È uscito in sala Green Border della regista polacca Agnieszka Holland, un bel film politico sulla nostra storia di questi giorni che lascia il segno nella mente e nel cuore, e che ha vinto il Premio speciale della giuria a Venezia 2023.
Di Agnieszka Holland ricorderete l’epico Europa Europa, la storia di un ragazzino polacco ebreo che durante la seconda guerra mondiale sopravvisse ai rastrellamenti nazisti fingendosi tedesco ariano e iscrivendosi alla Gioventù Hitleriana.
Il titolo Green Border, Confine Verde, indica uno dei confini più affascinanti dal punto di vista naturalistico, e più disumani per i diritti umani: un vasto e insidioso territorio di boschi e paludi al confine tra Polonia e Bielorussia.
In questa zona negli ultimi anni si sta consumando un tragico dramma poco noto sui rifugiati che cercano di entrare in Europa attraverso quella frontiera. Migliaia di persone dal Medio Oriente sono tuttora intrappolate nel mezzo di una crisi geopolitica iniziata nel 2021: da un lato la propaganda della Bielorussa di Lukašènko, che “vende” la sua nazione come facile e comodo avamposto verso l’Europa in modo da provocarla e metterla in crisi, dall’altro la politica di respingimenti della Polonia, acuita poi dalla guerra in Ucraina.

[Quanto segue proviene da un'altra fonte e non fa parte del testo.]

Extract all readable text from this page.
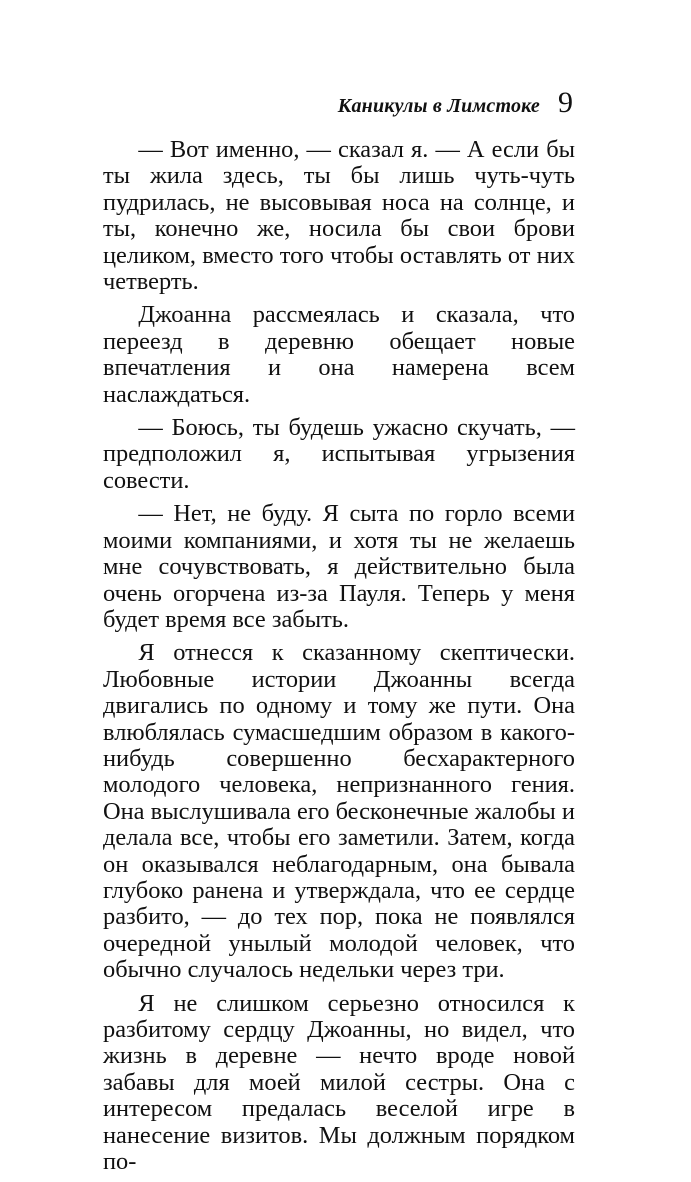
Каникулы в Лимстоке 9

— Вот именно, — сказал я. — А если бы ты жила здесь, ты бы лишь чуть-чуть пудрилась, не высовывая носа на солнце, и ты, конечно же, носила бы свои брови целиком, вместо того чтобы оставлять от них четверть.

Джоанна рассмеялась и сказала, что переезд в деревню обещает новые впечатления и она намерена всем наслаждаться.

— Боюсь, ты будешь ужасно скучать, — предположил я, испытывая угрызения совести.

— Нет, не буду. Я сыта по горло всеми моими компаниями, и хотя ты не желаешь мне сочувствовать, я действительно была очень огорчена из-за Пауля. Теперь у меня будет время все забыть.

Я отнесся к сказанному скептически. Любовные истории Джоанны всегда двигались по одному и тому же пути. Она влюблялась сумасшедшим образом в какого-нибудь совершенно бесхарактерного молодого человека, непризнанного гения. Она выслушивала его бесконечные жалобы и делала все, чтобы его заметили. Затем, когда он оказывался неблагодарным, она бывала глубоко ранена и утверждала, что ее сердце разбито, — до тех пор, пока не появлялся очередной унылый молодой человек, что обычно случалось недельки через три.

Я не слишком серьезно относился к разбитому сердцу Джоанны, но видел, что жизнь в деревне — нечто вроде новой забавы для моей милой сестры. Она с интересом предалась веселой игре в нанесение визитов. Мы должным порядком по-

Nel mezzo, i migranti, uomini donne e bambini, trattati in maniera disumana, rimbalzati dalle due polizie di frontiera come palline intrappolate in quel confine verde. Alcune storie si intrecciano nel film: una famiglia siriana arrivata in aereo con la speranza di entrare in Svezia; la giovane guardia polacca e sua moglie, dilaniati tra gli ordini di respingere i profughi e il rimorso per quello che sta accadendo; i volontari attivisti polacchi che cercano di aiutare le persone che resistono in quel limbo tra due nazioni.
Punti di vista diversi, prospettive diverse, per descrivere l’odissea umana delle migliaia di migranti coinvolte in un gioco di rappresaglia politica tra blocchi globali, e riproporre l’eterna domanda sulle nostre scelte morali prodotte dalle nostre scelte politiche. Green Border non è un documentario, ma parte da una realtà geopolitica ben precisa e attualissima, in un ben riuscito equilibrio tra le necessità della narrazione e della regia, e le istanze di urgenza e di necessità di fronte a uno stato di cose cristallizzato nella sofferenza. Un’opera che nell’essere spietatamente diretta, non dimentica che anche l’estetica e l’arte interne al cinema sono indispensabili per farci fermare, pensare e riflettere su come si sia persa l’etica delle azioni e si sia arrivati, qui in Europa, a dimenticare ogni forma di umanità.
Un film indispensabile e coraggioso.